エマは慌てて顔を隠したヴィオレッタを見て、おかしそうに笑った。
「正直な方ですね。僕はそういう方が大好きなんです。よかったら、何があったのか聞かせていただけませんか?」
「ええと……くだらないことなのでお恥ずかしいのですけれども……」
サロンへ案内して、お茶を出すついでに、人からダンスに誘われた話を披露すると、エマは笑ってカップを置いた。
「そういうことなら、僕もお誘いするしかありませんよね!」
意気揚々と立ち上がり、キッチンに立つヴィオレッタに手を差し伸べる。
それが社交ダンスのときの形だということに、ヴィオレッタは遅れて気が付いた。
「まあ、ここで踊ってくださいますの?」
「僕はあんまりダンスが得意ではないので、舞踏会でお誘いする勇気はありません。
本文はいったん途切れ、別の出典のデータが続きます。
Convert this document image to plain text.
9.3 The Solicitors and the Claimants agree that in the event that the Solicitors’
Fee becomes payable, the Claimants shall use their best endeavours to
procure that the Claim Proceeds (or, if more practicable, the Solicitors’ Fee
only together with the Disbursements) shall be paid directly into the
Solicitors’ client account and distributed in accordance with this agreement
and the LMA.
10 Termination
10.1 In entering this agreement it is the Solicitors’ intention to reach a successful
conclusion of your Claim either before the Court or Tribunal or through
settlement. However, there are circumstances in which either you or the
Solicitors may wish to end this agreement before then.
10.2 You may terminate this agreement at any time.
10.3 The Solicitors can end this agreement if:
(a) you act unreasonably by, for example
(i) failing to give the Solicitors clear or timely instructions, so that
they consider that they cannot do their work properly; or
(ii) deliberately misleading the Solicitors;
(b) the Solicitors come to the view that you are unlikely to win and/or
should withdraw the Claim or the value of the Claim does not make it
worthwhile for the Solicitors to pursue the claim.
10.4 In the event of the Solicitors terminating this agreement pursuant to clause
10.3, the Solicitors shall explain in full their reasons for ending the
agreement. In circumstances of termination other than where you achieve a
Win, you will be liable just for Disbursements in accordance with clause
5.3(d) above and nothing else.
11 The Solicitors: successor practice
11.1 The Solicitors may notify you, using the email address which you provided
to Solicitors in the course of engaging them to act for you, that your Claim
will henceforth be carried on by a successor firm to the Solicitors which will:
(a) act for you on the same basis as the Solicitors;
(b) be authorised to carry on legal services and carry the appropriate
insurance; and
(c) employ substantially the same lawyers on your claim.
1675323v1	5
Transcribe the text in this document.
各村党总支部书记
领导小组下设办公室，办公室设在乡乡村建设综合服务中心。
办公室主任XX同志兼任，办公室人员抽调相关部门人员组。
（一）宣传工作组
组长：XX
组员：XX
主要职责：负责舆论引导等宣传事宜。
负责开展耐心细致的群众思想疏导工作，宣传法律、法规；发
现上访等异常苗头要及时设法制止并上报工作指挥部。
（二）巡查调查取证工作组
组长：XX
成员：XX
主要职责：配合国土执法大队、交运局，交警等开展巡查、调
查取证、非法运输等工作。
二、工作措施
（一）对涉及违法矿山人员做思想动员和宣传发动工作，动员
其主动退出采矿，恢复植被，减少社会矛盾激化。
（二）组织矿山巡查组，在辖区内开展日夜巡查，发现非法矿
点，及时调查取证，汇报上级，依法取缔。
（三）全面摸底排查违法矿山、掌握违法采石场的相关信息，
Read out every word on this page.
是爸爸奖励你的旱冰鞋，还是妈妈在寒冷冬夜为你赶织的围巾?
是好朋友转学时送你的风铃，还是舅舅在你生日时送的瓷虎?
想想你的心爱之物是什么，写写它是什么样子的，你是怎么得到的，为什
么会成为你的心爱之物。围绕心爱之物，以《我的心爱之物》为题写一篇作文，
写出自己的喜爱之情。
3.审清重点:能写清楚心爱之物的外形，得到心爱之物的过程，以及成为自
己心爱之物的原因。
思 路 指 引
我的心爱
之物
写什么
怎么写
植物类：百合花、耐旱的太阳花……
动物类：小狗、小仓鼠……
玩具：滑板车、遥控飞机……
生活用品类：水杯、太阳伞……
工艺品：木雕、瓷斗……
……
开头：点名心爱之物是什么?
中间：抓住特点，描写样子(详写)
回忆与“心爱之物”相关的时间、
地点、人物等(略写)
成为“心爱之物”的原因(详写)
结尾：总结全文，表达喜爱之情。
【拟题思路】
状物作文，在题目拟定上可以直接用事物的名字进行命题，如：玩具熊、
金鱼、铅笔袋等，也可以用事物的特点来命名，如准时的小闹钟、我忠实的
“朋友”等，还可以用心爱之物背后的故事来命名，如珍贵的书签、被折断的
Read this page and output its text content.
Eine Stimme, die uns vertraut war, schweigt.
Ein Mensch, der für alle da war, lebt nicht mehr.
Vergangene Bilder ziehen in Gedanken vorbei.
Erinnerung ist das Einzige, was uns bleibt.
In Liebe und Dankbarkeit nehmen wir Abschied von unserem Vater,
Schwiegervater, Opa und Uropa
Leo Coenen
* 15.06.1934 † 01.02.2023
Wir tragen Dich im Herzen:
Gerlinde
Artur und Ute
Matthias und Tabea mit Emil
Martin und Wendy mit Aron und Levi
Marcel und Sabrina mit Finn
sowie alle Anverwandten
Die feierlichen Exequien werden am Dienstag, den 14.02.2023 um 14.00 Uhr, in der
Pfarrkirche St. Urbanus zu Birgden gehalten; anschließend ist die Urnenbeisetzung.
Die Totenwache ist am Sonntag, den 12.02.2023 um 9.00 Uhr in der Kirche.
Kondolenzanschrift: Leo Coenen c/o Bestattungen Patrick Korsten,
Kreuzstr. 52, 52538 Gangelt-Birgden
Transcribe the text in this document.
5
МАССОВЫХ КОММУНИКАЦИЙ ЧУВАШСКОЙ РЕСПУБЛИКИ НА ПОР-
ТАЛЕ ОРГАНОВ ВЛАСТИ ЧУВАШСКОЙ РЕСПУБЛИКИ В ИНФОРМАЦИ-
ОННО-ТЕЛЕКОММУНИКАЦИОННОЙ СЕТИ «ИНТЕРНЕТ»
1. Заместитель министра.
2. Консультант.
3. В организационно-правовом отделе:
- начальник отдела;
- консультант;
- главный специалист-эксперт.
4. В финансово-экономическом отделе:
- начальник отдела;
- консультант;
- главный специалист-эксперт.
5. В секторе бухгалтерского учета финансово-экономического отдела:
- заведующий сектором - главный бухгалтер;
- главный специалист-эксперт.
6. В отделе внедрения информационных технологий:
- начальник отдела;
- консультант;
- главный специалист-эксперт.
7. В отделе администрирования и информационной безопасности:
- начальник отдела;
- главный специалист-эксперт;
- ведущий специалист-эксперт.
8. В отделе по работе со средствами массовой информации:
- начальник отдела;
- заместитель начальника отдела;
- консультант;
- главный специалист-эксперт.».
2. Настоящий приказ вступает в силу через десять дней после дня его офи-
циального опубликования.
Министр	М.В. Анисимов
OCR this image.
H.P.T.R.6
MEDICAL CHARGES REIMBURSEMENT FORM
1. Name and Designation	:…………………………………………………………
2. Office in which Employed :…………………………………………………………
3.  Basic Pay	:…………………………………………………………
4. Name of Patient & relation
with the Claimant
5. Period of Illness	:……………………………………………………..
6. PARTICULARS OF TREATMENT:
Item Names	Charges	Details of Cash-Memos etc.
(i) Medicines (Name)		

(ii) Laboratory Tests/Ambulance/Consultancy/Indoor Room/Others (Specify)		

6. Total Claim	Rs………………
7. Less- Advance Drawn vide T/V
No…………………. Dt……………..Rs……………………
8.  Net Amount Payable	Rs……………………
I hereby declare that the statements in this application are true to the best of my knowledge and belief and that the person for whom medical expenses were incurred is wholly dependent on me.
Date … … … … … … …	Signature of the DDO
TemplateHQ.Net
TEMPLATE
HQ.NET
でも練習だったら平気かなと思いまして!」
そんなにかわいいことを言われてしまったら断れるわけもない。
ヴィオレッタは笑いながら、「ワルツでよろしい?」と尋ねた。
人の気配が消えて、シンと静まり返った大広間で寄り添いあって立つのは少し照れくさかったが、エマのリズムが微妙に外れたステップに合わせて、ぎくしゃくしながら動くのは新鮮で、面白かった。
「うふふふ、もう、エマ様ったら」
「すみません……どうにも慣れなくて」
のんびりとしたエマらしいと思い、ヴィオレッタは余計におかしくなってしまった。
「笑われっぱなしなのは悔しいですから、もう少し付き合ってもらいますよ」
ヴィオレッタはその後も何十分か付き合ったが、どれだけ練習してもエマは微妙にズレているので、苦しくなるほど笑ったのだった。